From last two cells, we can observe that choosing the best four features with a K value of 2 will give us the lowest RMSE of 2514.

### K-Fold Cross Validation¶

We can improve our model by splitting data into more then 2 folds. Now, we can use cross validation with KFold and check how many splits may help us predict price in a better way.

In [21]:
from sklearn.model_selection import cross_val_score, KFold

num_folds = [3, 5, 7, 9, 10, 11, 13, 15, 17, 19, 21, 23]
rmse_scores = {}

for fold in num_folds:
kf = KFold(fold, shuffle=True, random_state=1)
knn = KNeighborsRegressor(n_neighbors=2)

mses = cross_val_score(knn, normalised_cars[top_features[:4].index], normalised_cars["price"],
scoring="neg_mean_squared_error", cv=kf)

rmses = np.sqrt(np.absolute(mses))
avg_rmse = np.mean(rmses)

rmse_scores[avg_rmse] = [str(fold) + ' folds']

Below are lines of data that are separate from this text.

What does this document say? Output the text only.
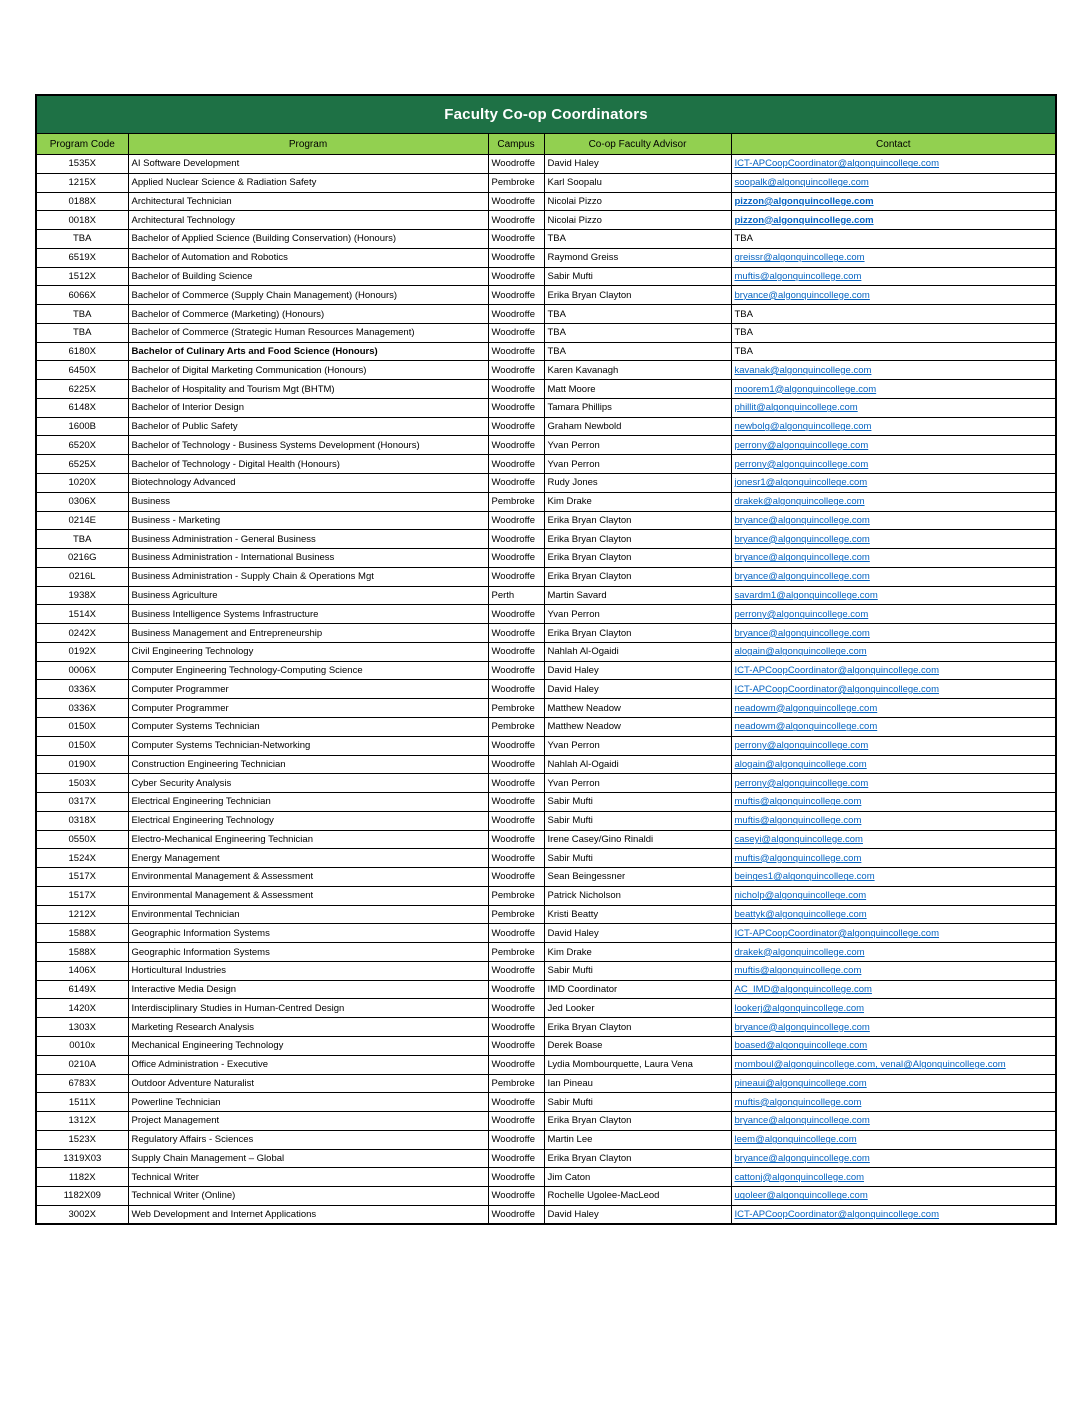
Faculty Co-op Coordinators				
Program Code	Program	Campus	Co-op Faculty Advisor	Contact
1535X	AI Software Development	Woodroffe	David Haley	ICT-APCoopCoordinator@algonquincollege.com
1215X	Applied Nuclear Science & Radiation Safety	Pembroke	Karl Soopalu	soopalk@algonquincollege.com
0188X	Architectural Technician	Woodroffe	Nicolai Pizzo	pizzon@algonquincollege.com
0018X	Architectural Technology	Woodroffe	Nicolai Pizzo	pizzon@algonquincollege.com
TBA	Bachelor of Applied Science (Building Conservation) (Honours)	Woodroffe	TBA	TBA
6519X	Bachelor of Automation and Robotics	Woodroffe	Raymond Greiss	greissr@algonquincollege.com
1512X	Bachelor of Building Science	Woodroffe	Sabir Mufti	muftis@algonquincollege.com
6066X	Bachelor of Commerce (Supply Chain Management) (Honours)	Woodroffe	Erika Bryan Clayton	bryance@algonquincollege.com
TBA	Bachelor of Commerce (Marketing) (Honours)	Woodroffe	TBA	TBA
TBA	Bachelor of Commerce (Strategic Human Resources Management)	Woodroffe	TBA	TBA
6180X	Bachelor of Culinary Arts and Food Science (Honours)	Woodroffe	TBA	TBA
6450X	Bachelor of Digital Marketing Communication (Honours)	Woodroffe	Karen Kavanagh	kavanak@algonquincollege.com
6225X	Bachelor of Hospitality and Tourism Mgt (BHTM)	Woodroffe	Matt Moore	moorem1@algonquincollege.com
6148X	Bachelor of Interior Design	Woodroffe	Tamara Phillips	phillit@algonquincollege.com
1600B	Bachelor of Public Safety	Woodroffe	Graham Newbold	newbolg@algonquincollege.com
6520X	Bachelor of Technology - Business Systems Development (Honours)	Woodroffe	Yvan Perron	perrony@algonquincollege.com
6525X	Bachelor of Technology - Digital Health (Honours)	Woodroffe	Yvan Perron	perrony@algonquincollege.com
1020X	Biotechnology Advanced	Woodroffe	Rudy Jones	jonesr1@algonquincollege.com
0306X	Business	Pembroke	Kim Drake	drakek@algonquincollege.com
0214E	Business - Marketing	Woodroffe	Erika Bryan Clayton	bryance@algonquincollege.com
TBA	Business Administration - General Business	Woodroffe	Erika Bryan Clayton	bryance@algonquincollege.com
0216G	Business Administration - International Business	Woodroffe	Erika Bryan Clayton	bryance@algonquincollege.com
0216L	Business Administration - Supply Chain & Operations Mgt	Woodroffe	Erika Bryan Clayton	bryance@algonquincollege.com
1938X	Business Agriculture	Perth	Martin Savard	savardm1@algonquincollege.com
1514X	Business Intelligence Systems Infrastructure	Woodroffe	Yvan Perron	perrony@algonquincollege.com
0242X	Business Management and Entrepreneurship	Woodroffe	Erika Bryan Clayton	bryance@algonquincollege.com
0192X	Civil Engineering Technology	Woodroffe	Nahlah Al-Ogaidi	alogain@algonquincollege.com
0006X	Computer Engineering Technology-Computing Science	Woodroffe	David Haley	ICT-APCoopCoordinator@algonquincollege.com
0336X	Computer Programmer	Woodroffe	David Haley	ICT-APCoopCoordinator@algonquincollege.com
0336X	Computer Programmer	Pembroke	Matthew Neadow	neadowm@algonquincollege.com
0150X	Computer Systems Technician	Pembroke	Matthew Neadow	neadowm@algonquincollege.com
0150X	Computer Systems Technician-Networking	Woodroffe	Yvan Perron	perrony@algonquincollege.com
0190X	Construction Engineering Technician	Woodroffe	Nahlah Al-Ogaidi	alogain@algonquincollege.com
1503X	Cyber Security Analysis	Woodroffe	Yvan Perron	perrony@algonquincollege.com
0317X	Electrical Engineering Technician	Woodroffe	Sabir Mufti	muftis@algonquincollege.com
0318X	Electrical Engineering Technology	Woodroffe	Sabir Mufti	muftis@algonquincollege.com
0550X	Electro-Mechanical Engineering Technician	Woodroffe	Irene Casey/Gino Rinaldi	caseyi@algonquincollege.com
1524X	Energy Management	Woodroffe	Sabir Mufti	muftis@algonquincollege.com
1517X	Environmental Management & Assessment	Woodroffe	Sean Beingessner	beinges1@algonquincollege.com
1517X	Environmental Management & Assessment	Pembroke	Patrick Nicholson	nicholp@algonquincollege.com
1212X	Environmental Technician	Pembroke	Kristi Beatty	beattyk@algonquincollege.com
1588X	Geographic Information Systems	Woodroffe	David Haley	ICT-APCoopCoordinator@algonquincollege.com
1588X	Geographic Information Systems	Pembroke	Kim Drake	drakek@algonquincollege.com
1406X	Horticultural Industries	Woodroffe	Sabir Mufti	muftis@algonquincollege.com
6149X	Interactive Media Design	Woodroffe	IMD Coordinator	AC_IMD@algonquincollege.com
1420X	Interdisciplinary Studies in Human-Centred Design	Woodroffe	Jed Looker	lookerj@algonquincollege.com
1303X	Marketing Research Analysis	Woodroffe	Erika Bryan Clayton	bryance@algonquincollege.com
0010x	Mechanical Engineering Technology	Woodroffe	Derek Boase	boased@algonquincollege.com
0210A	Office Administration - Executive	Woodroffe	Lydia Mombourquette, Laura Vena	momboul@algonquincollege.com, venal@Algonquincollege.com
6783X	Outdoor Adventure Naturalist	Pembroke	Ian Pineau	pineaui@algonquincollege.com
1511X	Powerline Technician	Woodroffe	Sabir Mufti	muftis@algonquincollege.com
1312X	Project Management	Woodroffe	Erika Bryan Clayton	bryance@algonquincollege.com
1523X	Regulatory Affairs - Sciences	Woodroffe	Martin Lee	leem@algonquincollege.com
1319X03	Supply Chain Management – Global	Woodroffe	Erika Bryan Clayton	bryance@algonquincollege.com
1182X	Technical Writer	Woodroffe	Jim Caton	cattonj@algonquincollege.com
1182X09	Technical Writer (Online)	Woodroffe	Rochelle Ugolee-MacLeod	ugoleer@algonquincollege.com
3002X	Web Development and Internet Applications	Woodroffe	David Haley	ICT-APCoopCoordinator@algonquincollege.com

pd.Series(rmse_scores).sort_index()
#     print(str(fold), "folds: ", "avg RMSE: ", str(avg_rmse), "std RMSE: ", str(std_rmse))

Out[21]:
2416.119787    [21 folds]
2460.825451     [9 folds]
2478.254376    [15 folds]
2489.796459    [23 folds]
2496.384436    [17 folds]
2551.093087    [19 folds]
2586.700720    [11 folds]
2601.038381    [10 folds]
2605.380154     [7 folds]
2650.294806     [5 folds]
2670.410517    [13 folds]
2721.148255     [3 folds]
dtype: object

Here, we can observe that the least RMSE score of 2416.12 is shown when folds(data divisions) = 21, k = 2 along with top four features, which are horsepower, width, curb_weight and city_mpg.

That is it for now though, the goal of this project is to explore the fundamentals of K-Nearest Neighbors.